Max Lachowecki

Personal information
- Date of birth: June 30, 1992 (age 34)
- Place of birth: Evansville, Indiana, United States
- Height: 1.78 m (5 ft 10 in)
- Position: Defender

Youth career
- 2008–2011: Reitz Memorial Tigers

College career
- Years: Team / Apps / (Gls)
- 2012–2015: Notre Dame Fighting Irish / 85 / (8)

Senior career*
- Years: Team / Apps / (Gls)
- 2016–2017: Real Monarchs / 59 / (2)
- 2018: Tampa Bay Rowdies / 16 / (0)
- 2020–2021: Tampa Bay Rowdies / 25 / (1)

= Max Lachowecki =

American soccer player

Max Lachowecki (born June 30, 1992) is an American soccer player.

==Early life==
===Youth soccer===
Lachowecki grew up in Evansville, Indiana, playing with local youth soccer teams and for Reitz Memorial High School, where he was a four-year starter and led the team in scoring for his final three seasons with a total of 79 goals and 39 assists.

==Career==
===College===
Lachowecki spent his entire college career at the University of Notre Dame.
He made a total of 85 appearances for the Fighting Irish and tallied 8 goals and 9 assists.

===Professional===
On January 14, 2016, Lachowecki was selected in the second round (25th overall) of the 2016 MLS SuperDraft by Real Salt Lake.
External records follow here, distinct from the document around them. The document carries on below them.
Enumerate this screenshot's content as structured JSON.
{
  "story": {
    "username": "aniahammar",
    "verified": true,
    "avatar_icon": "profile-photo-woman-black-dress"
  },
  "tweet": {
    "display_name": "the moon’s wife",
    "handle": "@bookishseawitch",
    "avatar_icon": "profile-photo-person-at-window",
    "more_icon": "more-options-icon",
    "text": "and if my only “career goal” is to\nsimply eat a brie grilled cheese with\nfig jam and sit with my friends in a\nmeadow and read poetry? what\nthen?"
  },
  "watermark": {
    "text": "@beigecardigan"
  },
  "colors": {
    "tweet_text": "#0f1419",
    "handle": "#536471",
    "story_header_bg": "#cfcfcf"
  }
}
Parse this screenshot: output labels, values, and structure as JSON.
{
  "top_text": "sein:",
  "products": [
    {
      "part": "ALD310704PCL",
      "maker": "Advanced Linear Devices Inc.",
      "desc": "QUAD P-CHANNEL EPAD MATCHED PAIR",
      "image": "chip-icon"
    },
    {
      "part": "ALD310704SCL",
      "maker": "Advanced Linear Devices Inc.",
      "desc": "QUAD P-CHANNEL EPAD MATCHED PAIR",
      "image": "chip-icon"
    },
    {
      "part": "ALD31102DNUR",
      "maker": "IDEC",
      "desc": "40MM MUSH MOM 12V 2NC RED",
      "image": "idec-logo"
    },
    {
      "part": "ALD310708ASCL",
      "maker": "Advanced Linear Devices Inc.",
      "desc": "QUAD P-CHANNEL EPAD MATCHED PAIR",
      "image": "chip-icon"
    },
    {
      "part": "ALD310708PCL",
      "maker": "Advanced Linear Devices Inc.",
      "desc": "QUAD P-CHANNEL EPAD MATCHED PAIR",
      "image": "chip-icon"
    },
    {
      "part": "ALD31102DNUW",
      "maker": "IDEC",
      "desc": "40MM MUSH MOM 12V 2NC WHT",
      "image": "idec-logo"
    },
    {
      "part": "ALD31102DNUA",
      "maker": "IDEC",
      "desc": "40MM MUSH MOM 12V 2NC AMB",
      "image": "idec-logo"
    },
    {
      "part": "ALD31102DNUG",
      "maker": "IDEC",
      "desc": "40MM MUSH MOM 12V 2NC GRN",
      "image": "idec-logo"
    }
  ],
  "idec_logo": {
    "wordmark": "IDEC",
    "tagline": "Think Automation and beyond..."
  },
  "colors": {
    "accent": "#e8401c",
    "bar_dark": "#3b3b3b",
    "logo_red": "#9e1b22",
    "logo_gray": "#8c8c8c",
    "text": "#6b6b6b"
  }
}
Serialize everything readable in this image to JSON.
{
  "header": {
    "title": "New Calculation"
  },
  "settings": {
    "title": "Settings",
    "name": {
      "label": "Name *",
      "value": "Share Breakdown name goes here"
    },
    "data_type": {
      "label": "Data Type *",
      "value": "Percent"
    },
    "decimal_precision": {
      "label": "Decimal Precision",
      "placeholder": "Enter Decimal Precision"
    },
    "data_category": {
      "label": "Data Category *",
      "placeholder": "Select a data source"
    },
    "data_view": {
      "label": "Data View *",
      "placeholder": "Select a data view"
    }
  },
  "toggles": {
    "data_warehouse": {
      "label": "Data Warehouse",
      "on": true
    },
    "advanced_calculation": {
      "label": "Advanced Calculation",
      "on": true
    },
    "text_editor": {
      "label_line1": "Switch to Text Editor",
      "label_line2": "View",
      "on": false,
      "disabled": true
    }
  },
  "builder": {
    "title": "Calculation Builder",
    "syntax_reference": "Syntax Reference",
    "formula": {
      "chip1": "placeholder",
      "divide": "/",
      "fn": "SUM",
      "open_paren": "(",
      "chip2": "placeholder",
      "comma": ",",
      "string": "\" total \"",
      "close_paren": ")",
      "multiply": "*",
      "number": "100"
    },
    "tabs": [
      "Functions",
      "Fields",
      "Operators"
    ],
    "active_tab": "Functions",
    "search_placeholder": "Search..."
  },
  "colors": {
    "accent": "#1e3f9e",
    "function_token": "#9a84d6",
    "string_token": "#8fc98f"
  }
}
He signed with Salt Lake's United Soccer League side Real Monarchs on March 17, 2016. On November 14, 2016, it was announced that he was retained by Real Monarchs for the United Soccer League 2017 season along with six other players.

Lachowecki scored his first professional goal on July 8, 2017, in a 4–1 win against Seattle Sounders FC 2.

Lachowecki was released by Real Monarchs on November 28, 2017. He was signed by the Tampa Bay Rowdies on January 30, 2018. He joins Kyle Curinga as the second Real Monarchs defender to be signed by the Rowdies during the offseason.

After taking a hiatus from professional soccer in 2019, Lachowecki rejoined the Rowdies on February 7, 2020.

Following the 2021 season it was announced that Lachowecki would leave the Rowdies.